Delivered with FAA Part 135 multi-pilot charter company and certificate. It is a privately owned residential society that charges its members a $200,000 and nearly $1,000 a month charge to use one villa there and another on Legacy Cay, a privately owned Bahamas islet. The website states that being a member gives the owner the chance to lead a great lifestyle commemorating the gold opulent years.
A March 2006 Supreme Court decision cleared an arrangement that bankrupted Jet 1 Center under Section 7, causing a fiduciary to wind up its asset. As part of the deal, the Naples Airport Authority was also required to take over the Jet 1 Center on the Naples Municipal Airport site, so that Phillips relocated its operation close by and established Jet 1 Charters.
During the first weeks of January, Grand Legacy began talks with Philips and his agents Christopher Docher through Michael Keister on the lease and possible purchase of the aircraft. Grand Legacy wanted an aircraft for commercial and travelling purposes to supply officer and customers with luxury transport. You needed a dependable aircraft because you were planning to use it often and at shorter intervals.
But he proposed Phillips' quote III. Philips said that it had just gone through a large mechanic and cosmetical restoration and its motor had been renovated, and said that the aircraft and its interior were in good state. But he said he and an inspector had checked the aircraft and the logs and they were in excellent state.
On the basis of these presentations, Grand Legacy entered into a rental agreement dated 20 January with a callable option. The Grand Legacy bail was $100,000 and $42,500 in basic rents for February and another $17,500 for this month's executive and staff expenses. Their first Bahamas voyage was scheduled on February 8, but Phillips said the aircraft could not take off on schedule due to last-minute repair that he would not reveal.
And then they found out that the inside of the airplane was in bad shape. Philips named them small issues and said they would be resolved immediately. However, there were other reasons that forced Grand Legacy to buy several last Minute airline passes twice. The 7th of February Siseman payed 15.505 dollars for the use of airplanes. On the next morning they were supposed to go to several investors' talks in New Jersey, but the trip had been postponed for a few long miles because the airplane was lying on the ground for non-specified repair? and the investors' schedule was halved.

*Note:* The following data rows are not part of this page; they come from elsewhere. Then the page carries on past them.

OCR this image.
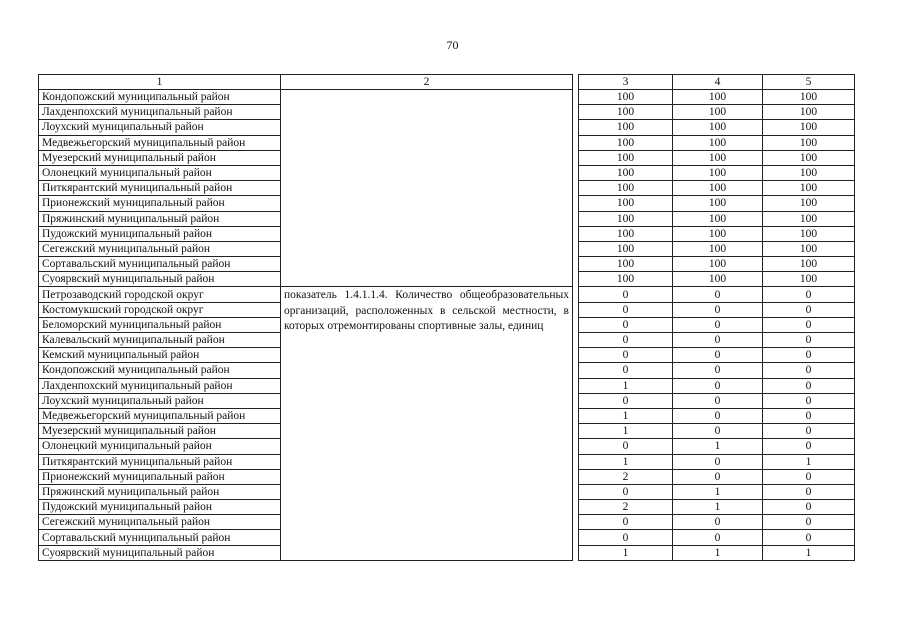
70
1	2		3	4	5
Кондопожский муниципальный район			100	100	100
Лахденпохский муниципальный район			100	100	100
Лоухский муниципальный район			100	100	100
Медвежьегорский муниципальный район			100	100	100
Муезерский муниципальный район			100	100	100
Олонецкий муниципальный район			100	100	100
Питкярантский муниципальный район			100	100	100
Прионежский муниципальный район			100	100	100
Пряжинский муниципальный район			100	100	100
Пудожский муниципальный район			100	100	100
Сегежский муниципальный район			100	100	100
Сортавальский муниципальный район			100	100	100
Суоярвский муниципальный район			100	100	100
Петрозаводский городской округ	показатель 1.4.1.1.4. Количество общеобразовательных организаций, расположенных в сельской местности, в которых отремонтированы спортивные залы, единиц		0	0	0
Костомукшский городской округ			0	0	0
Беломорский муниципальный район			0	0	0
Калевальский муниципальный район			0	0	0
Кемский муниципальный район			0	0	0
Кондопожский муниципальный район			0	0	0
Лахденпохский муниципальный район			1	0	0
Лоухский муниципальный район			0	0	0
Медвежьегорский муниципальный район			1	0	0
Муезерский муниципальный район			1	0	0
Олонецкий муниципальный район			0	1	0
Питкярантский муниципальный район			1	0	1
Прионежский муниципальный район			2	0	0
Пряжинский муниципальный район			0	1	0
Пудожский муниципальный район			2	1	0
Сегежский муниципальный район			0	0	0
Сортавальский муниципальный район			0	0	0
Суоярвский муниципальный район			1	1	1
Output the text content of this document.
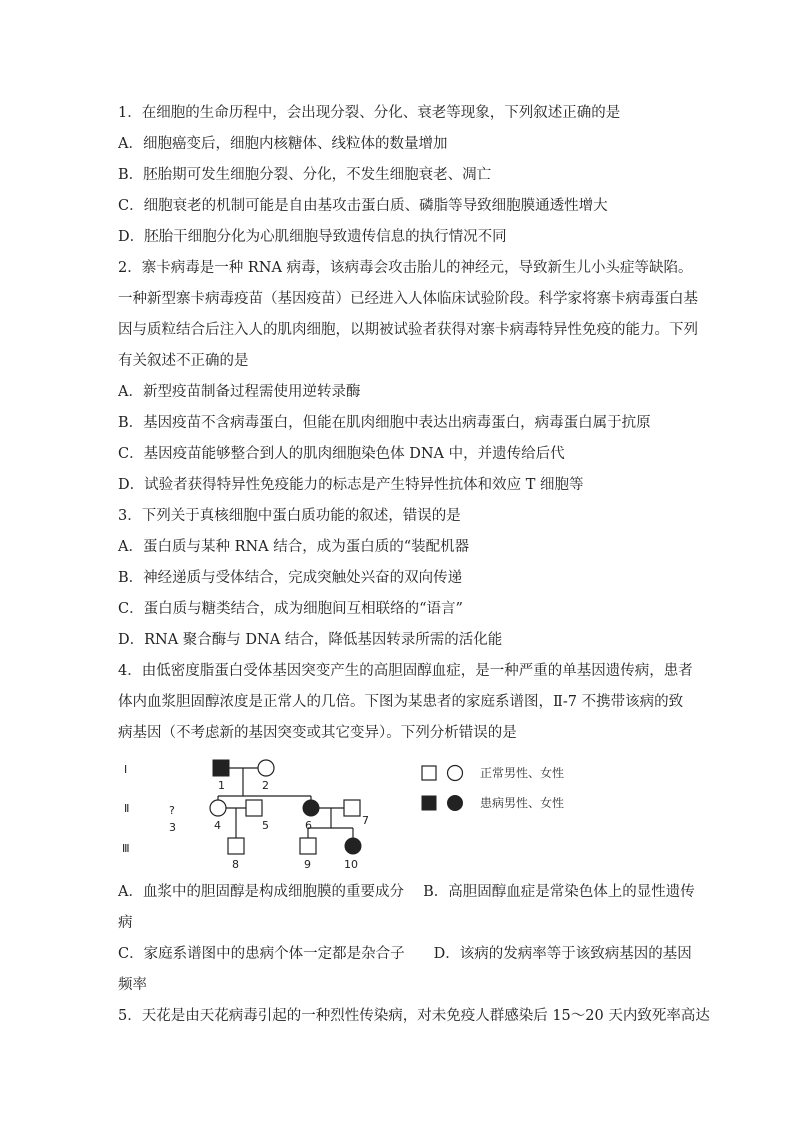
1．在细胞的生命历程中，会出现分裂、分化、衰老等现象，下列叙述正确的是
A．细胞癌变后，细胞内核糖体、线粒体的数量增加
B．胚胎期可发生细胞分裂、分化，不发生细胞衰老、凋亡
C．细胞衰老的机制可能是自由基攻击蛋白质、磷脂等导致细胞膜通透性增大
D．胚胎干细胞分化为心肌细胞导致遗传信息的执行情况不同
2．寨卡病毒是一种 RNA 病毒，该病毒会攻击胎儿的神经元，导致新生儿小头症等缺陷。
一种新型寨卡病毒疫苗（基因疫苗）已经进入人体临床试验阶段。科学家将寨卡病毒蛋白基
因与质粒结合后注入人的肌肉细胞，以期被试验者获得对寨卡病毒特异性免疫的能力。下列
有关叙述不正确的是
A．新型疫苗制备过程需使用逆转录酶
B．基因疫苗不含病毒蛋白，但能在肌肉细胞中表达出病毒蛋白，病毒蛋白属于抗原
C．基因疫苗能够整合到人的肌肉细胞染色体 DNA 中，并遗传给后代
D．试验者获得特异性免疫能力的标志是产生特异性抗体和效应 T 细胞等
3．下列关于真核细胞中蛋白质功能的叙述，错误的是
A．蛋白质与某种 RNA 结合，成为蛋白质的“装配机器
B．神经递质与受体结合，完成突触处兴奋的双向传递
C．蛋白质与糖类结合，成为细胞间互相联络的“语言”
D．RNA 聚合酶与 DNA 结合，降低基因转录所需的活化能
4．由低密度脂蛋白受体基因突变产生的高胆固醇血症，是一种严重的单基因遗传病，患者
体内血浆胆固醇浓度是正常人的几倍。下图为某患者的家庭系谱图，Ⅱ-7 不携带该病的致
病基因（不考虑新的基因突变或其它变异）。下列分析错误的是
Ⅰ
Ⅱ
Ⅲ
1	2
?
3	4	5	6	7
8	9	10
正常男性、女性
患病男性、女性
A．血浆中的胆固醇是构成细胞膜的重要成分　 B．高胆固醇血症是常染色体上的显性遗传
病
C．家庭系谱图中的患病个体一定都是杂合子　　D．该病的发病率等于该致病基因的基因
频率
5．天花是由天花病毒引起的一种烈性传染病，对未免疫人群感染后 15～20 天内致死率高达
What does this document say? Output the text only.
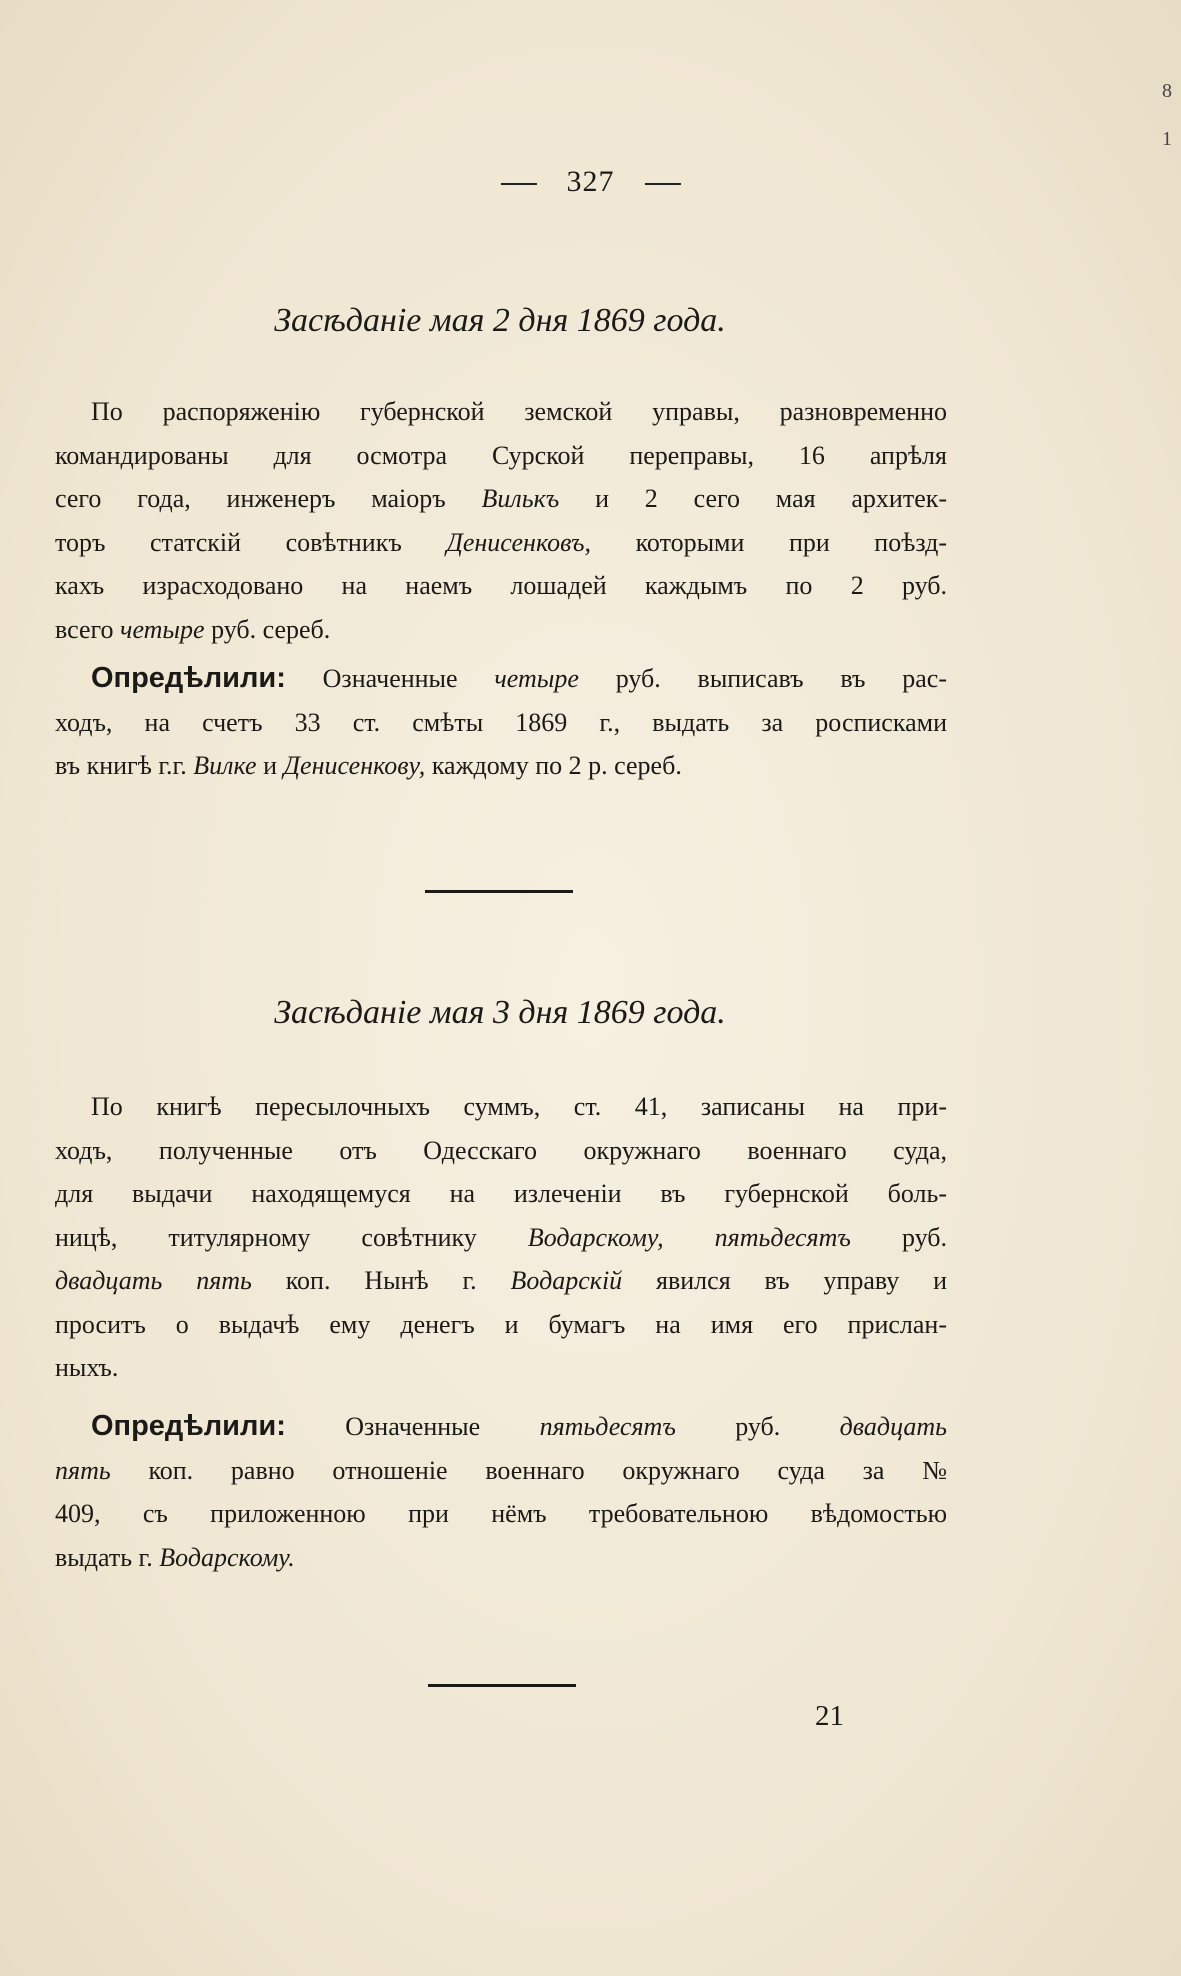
8
1
327
Засѣданіе мая 2 дня 1869 года.
По распоряженію губернской земской управы, разновременно
командированы для осмотра Сурской переправы, 16 апрѣля
сего года, инженеръ маіоръ Вилькъ и 2 сего мая архитек-
торъ статскій совѣтникъ Денисенковъ, которыми при поѣзд-
кахъ израсходовано на наемъ лошадей каждымъ по 2 руб.
всего четыре руб. сереб.
Опредѣлили: Означенные четыре руб. выписавъ въ рас-
ходъ, на счетъ 33 ст. смѣты 1869 г., выдать за росписками
въ книгѣ г.г. Вилке и Денисенкову, каждому по 2 р. сереб.
Засѣданіе мая 3 дня 1869 года.
По книгѣ пересылочныхъ суммъ, ст. 41, записаны на при-
ходъ, полученные отъ Одесскаго окружнаго военнаго суда,
для выдачи находящемуся на излеченіи въ губернской боль-
ницѣ, титулярному совѣтнику Водарскому, пятьдесятъ руб.
двадцать пять коп. Нынѣ г. Водарскій явился въ управу и
проситъ о выдачѣ ему денегъ и бумагъ на имя его прислан-
ныхъ.
Опредѣлили: Означенные пятьдесятъ руб. двадцать
пять коп. равно отношеніе военнаго окружнаго суда за №
409, съ приложенною при нёмъ требовательною вѣдомостью
выдать г. Водарскому.
21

Phillips' co-pilot George Thomsen said on March 4 to Grand Legacy officers that the airplane was not in the announced state, that it had more troubles than Grand Legacy knew, and that Phillips and Jet 1 did not repair it well. Said Phillip found fast, transient solutions. Too belated to organize a range of travel this week-end, the travel was postponed after the flight ban.
Speaking on 6 March, Grand Legacy Phillips' advisor told Philips that they didn't think it was secure or in the state it was supposed to be, so they didn't want to buy or pilot it. Grand Legacy requested the refund of his $100,000 Deposit, but Jet 1 declined. Philips said he should be payed on March 1, but did not receive any payments and was due $70,000.
By the time I get my pay, the plane won't be moving. When he didn't get payed, he debited the club's plastic. Philips said this weekend that the American Express scam division found that the charges were not fraudulent and sent them to their forces to solve them. Philips foretold the suit would fall.